(this one is for Sammi)
This morning it was with great delight that I discovered the Google doodle of the day, to mark the 200th anniversary of the Grimm Fairy Tales.
As I am always reminding you, neither the Brothers Grimm, nor Disney, nor any other literary account of these tales are their originators. That credit goes to the female storytellers of the ages, as they would sit around their sewing or their cooking, teaching their own little girls. What they taught them has very little resemblance to the fairy tales you know.
So I find it very interesting to study the delightful Google doodle, as it doesn't keep to the Grimm version, even though it's supposed to be a tribute to it. In the version that the Grimm's transcribed, the story begins with the great love everyone who looked at Red had for her. (Be pretty, my dears). The grandmother's love translates into the beautiful red velvet riding hood she sews for her granddaughter and which the girl never takes off (although it's color and design could be debated for all sorts of sexualized meanings). So when the grandmother falls ill, Red's mother sends her on an errand to take a fresh baked cake and wine to strengthen her, with strict instructions not to stray from the path. Of course, she's a girl, so she does exactly that, on the advice of a wolf, whom mother apparently never thought to warn her about. The wolf is male, naturally.
When he hears about the easy prey of the sick grandmother, his appetite isn't nearly as whetted as looking at the soft, cherub skin of Red. (Did I mention he's a male?) So he makes plans to have both of them and distracts the pretty but naive Red off the path to gather flowers for her grandmother, while he run ahead and gobbles up grandma.
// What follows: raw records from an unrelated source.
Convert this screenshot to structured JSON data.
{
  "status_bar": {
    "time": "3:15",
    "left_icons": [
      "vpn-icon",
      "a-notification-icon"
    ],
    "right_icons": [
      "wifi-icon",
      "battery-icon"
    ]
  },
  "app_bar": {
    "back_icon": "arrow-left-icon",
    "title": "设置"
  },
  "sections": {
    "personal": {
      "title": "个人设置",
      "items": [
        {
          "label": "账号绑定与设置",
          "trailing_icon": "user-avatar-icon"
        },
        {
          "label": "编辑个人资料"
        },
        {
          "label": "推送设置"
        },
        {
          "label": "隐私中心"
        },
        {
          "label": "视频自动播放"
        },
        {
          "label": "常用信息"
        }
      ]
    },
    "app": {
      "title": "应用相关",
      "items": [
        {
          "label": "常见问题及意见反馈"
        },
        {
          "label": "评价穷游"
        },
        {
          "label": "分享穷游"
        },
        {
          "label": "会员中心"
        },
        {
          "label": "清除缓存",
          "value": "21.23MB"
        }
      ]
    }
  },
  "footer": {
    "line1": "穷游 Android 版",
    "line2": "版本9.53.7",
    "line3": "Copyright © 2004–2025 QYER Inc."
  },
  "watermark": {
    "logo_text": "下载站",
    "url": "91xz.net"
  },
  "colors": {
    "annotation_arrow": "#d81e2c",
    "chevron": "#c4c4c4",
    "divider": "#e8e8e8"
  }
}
Red finally arrives, notes that grandma is rather changed, and gets eaten up herself, the effort of which promptly causes the wolf to fall deeply asleep, snoring. The woodsman (the Good Guy -- but he's got to be a guy, remember) hears the snores and, being an expert, thinks, "That's no grandmother's snore! And goes to their rescue. Now, so far, pretty good on the Google Doodle.
But then it gets hinky. Because the Grimm's transcribe a telling that he performs a very handy C-section on the still sleeping wolf (sound sleeper, that one) and Red and Granny pop out, newly born and only slightly less worse for wear. Red is credited with the idea of filling his open belly with rocks and sewing it back up before he wakes, which curiously doesn't kill him until he tries to run away, at which point gravity kicks in and he collapses, dead. The Google Doodle doesn't want to get its hands that dirty (which is really clean compared to the oral traditions pre-dating Grimm, but more on that in a minute.) Google has the Good Guy woodsman pull granny and Red out by the scarf Granny's been knitting, through the wolf's mouth (vomit!), not killing him, but putting him in jail afterwards.
And the fatherly Woodsman carries Red home to mama. (I hope.)
So much for a Grimm tribute.
But then, Google is only doing what the Grimm's did in the 19th century, and Charles Perrault, who transcribed the older tale from the French peasants, did before them in the 17th century. You make the story fit your audience. Google doesn't want outraged parents or animal rights activists complaining about their doodle, so no killing.
What's really fun is to try and trace the story back through the versions.
What you'll find is that, if you go back as far as you can, you will discover some very interesting things.
The oldest versions don't have any male in them except the wolf. And Red is her own savior, although there is no saving granny. In fact, the wolf has Red eat her own grandmother unknowingly, before having her undress, throwing one piece of clothing on the fire after the next in a bizarre striptease, before climbing into bed with him. In these versions, the wolf isn't endowed with the appetite of later versions and can't have Red right after granny so she's ordered to climb into bed with him while he waits for the ...ability... to return to him.
She uses the excuse that she has to pee, and he tells her, in his hairy gross man-ness, to pee in the bed, and when she says she has to poop (see? even I am cleaning it up in my own telling!) and he says, just do it in the bed, she complains the smell would be bad and that he should tie a rope around her so he can let her outside to do her business. So, what we've established here, among other things, is that men are gross and stupid and that a savvy girl can let him think she's on his leash when she's not. So she gets out of the rope and gets away.
Sorry, granny. You were old and your time was past. Plus, you tasted terrible. Red, presumably naked and stripped of her red cape forever (thrown on the fire, of course) is in the woods, in the dark, alone, but much wiser and wolf-less.
I have to think the women telling these tales to the little 14th century french girls had a very different view of life, but they still found strength in passing down their wisdom: the power of the woman comes fraught with its own set of dangers, but it is a power than can be wielded for survival, nonetheless. Men came along and changed the tales, so that a man had to do the saving, or, in some versions, those without a male savior, it ended with Red having not heeded the advice of her mother and just getting eaten up.
For our culture's purposes, let's break it down into three truths:
1. Mom is still right.
2. Men can be wolves.
3. You have the power and intelligence to make your own destiny.
And get granny to give you a key to the place.